At least publicly, the Rockets enter the season confident. The additions of not only Paul but rugged forwards P.J. Tucker and Luc Mbah a Moute have Houston feeling confident it can become a better defensive team while remaining one of the league’s elite offenses. If Houston can improve from a tie for 17th defensively last season to, say, 10th, a push for 60 wins would be realistic.
D’Antoni thinks that’s the win total the Rockets should be aiming for.
“I’m excited about the season,” he said. “I’m excited about the impression we can make. The potential is there. We have the potential to be a really good team. Now, whether we realize that potential? We’ll see.
“We should have won 60 last year. We screwed it up. After the all-star break, we were very mediocre. Hopefully, this year we won’t screw it up.”
Tuesday’s game won’t determine whether the Rockets will be successful this season, just as Golden State’s horrendous debut a year ago wound up being completely meaningless. But it will give them a chance to see where it stands after a summer of pursuing the Warriors.
And after thinking about Golden State all summer, Houston is excited to see how it looks.
“We have really high hopes,” forward Ryan Anderson said. “We expect great things this year.”
>> On the final day for rookie extensions to be agreed upon, none happened beyond the deals previously struck for Joel Embiid, Andrew Wiggins and Gary Harris. One extension that did happen Monday, stunningly, was LaMarcus Aldridge agreeing to opt into the final year of his contract next season, and to tack on two more years on top of that. The deal was surprising not because Aldridge isn’t a talented player — he’s looked particularly good in this preseason — but because of the constant rumblings coming out of San Antonio for at least a year now that both sides of this partnership were less than thrilled with it.

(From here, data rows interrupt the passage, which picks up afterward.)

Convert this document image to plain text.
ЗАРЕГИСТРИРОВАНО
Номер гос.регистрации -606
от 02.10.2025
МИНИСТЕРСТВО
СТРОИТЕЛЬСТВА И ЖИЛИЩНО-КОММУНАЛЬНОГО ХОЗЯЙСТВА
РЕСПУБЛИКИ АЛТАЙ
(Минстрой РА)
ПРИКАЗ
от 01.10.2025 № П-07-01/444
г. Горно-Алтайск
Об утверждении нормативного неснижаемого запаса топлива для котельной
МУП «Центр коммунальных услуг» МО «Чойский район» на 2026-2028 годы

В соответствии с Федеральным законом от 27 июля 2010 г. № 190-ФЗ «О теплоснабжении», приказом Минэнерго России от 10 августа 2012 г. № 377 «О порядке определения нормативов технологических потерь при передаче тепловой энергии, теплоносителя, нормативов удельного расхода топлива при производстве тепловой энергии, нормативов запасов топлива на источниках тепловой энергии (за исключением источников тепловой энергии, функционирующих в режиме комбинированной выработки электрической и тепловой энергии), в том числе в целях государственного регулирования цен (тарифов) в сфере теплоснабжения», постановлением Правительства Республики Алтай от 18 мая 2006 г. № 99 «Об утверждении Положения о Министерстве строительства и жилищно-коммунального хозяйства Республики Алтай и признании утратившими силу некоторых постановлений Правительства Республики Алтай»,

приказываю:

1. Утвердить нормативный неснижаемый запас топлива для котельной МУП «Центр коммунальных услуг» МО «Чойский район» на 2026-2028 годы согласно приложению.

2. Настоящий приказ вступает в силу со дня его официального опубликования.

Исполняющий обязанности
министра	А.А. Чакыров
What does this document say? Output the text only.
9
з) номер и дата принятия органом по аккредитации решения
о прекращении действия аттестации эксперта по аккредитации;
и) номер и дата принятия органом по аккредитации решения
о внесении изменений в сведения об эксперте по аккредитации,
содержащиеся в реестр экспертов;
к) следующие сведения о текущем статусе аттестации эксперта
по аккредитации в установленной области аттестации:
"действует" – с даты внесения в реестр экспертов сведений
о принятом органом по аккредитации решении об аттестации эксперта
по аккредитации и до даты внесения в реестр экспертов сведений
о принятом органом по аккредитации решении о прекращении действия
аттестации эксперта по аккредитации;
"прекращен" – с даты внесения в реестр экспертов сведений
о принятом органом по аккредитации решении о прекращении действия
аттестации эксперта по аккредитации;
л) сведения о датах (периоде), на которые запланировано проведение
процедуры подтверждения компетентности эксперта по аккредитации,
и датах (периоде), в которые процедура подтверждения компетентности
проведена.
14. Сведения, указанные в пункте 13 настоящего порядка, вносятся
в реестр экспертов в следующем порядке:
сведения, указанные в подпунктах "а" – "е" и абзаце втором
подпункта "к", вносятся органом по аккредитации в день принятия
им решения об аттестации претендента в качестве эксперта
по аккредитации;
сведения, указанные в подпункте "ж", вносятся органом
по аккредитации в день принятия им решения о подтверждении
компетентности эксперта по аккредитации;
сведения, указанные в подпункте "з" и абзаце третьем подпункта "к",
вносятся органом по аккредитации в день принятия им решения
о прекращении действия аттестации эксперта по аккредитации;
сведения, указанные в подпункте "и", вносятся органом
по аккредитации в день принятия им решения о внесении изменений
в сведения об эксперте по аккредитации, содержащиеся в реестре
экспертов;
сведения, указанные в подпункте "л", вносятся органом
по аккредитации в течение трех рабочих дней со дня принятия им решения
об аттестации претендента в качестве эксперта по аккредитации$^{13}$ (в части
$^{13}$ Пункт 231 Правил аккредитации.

“Betting against the Spurs is never a good idea. After all, this is a franchise that has made the playoffs in 27 of the past 28 years — and, in the one year they didn’t, they won the lottery and drafted Tim Duncan.
But if any other team had the summer the Spurs did — re-signing Pau Gasol to a three-year deal at age 37, entering the season with an unproven option at point guard in Dejounte Murray and relying on Rudy Gay recovering from an Achilles’ tear — they would’ve received a lot of grief.”
Add this Aldridge extension to the mix.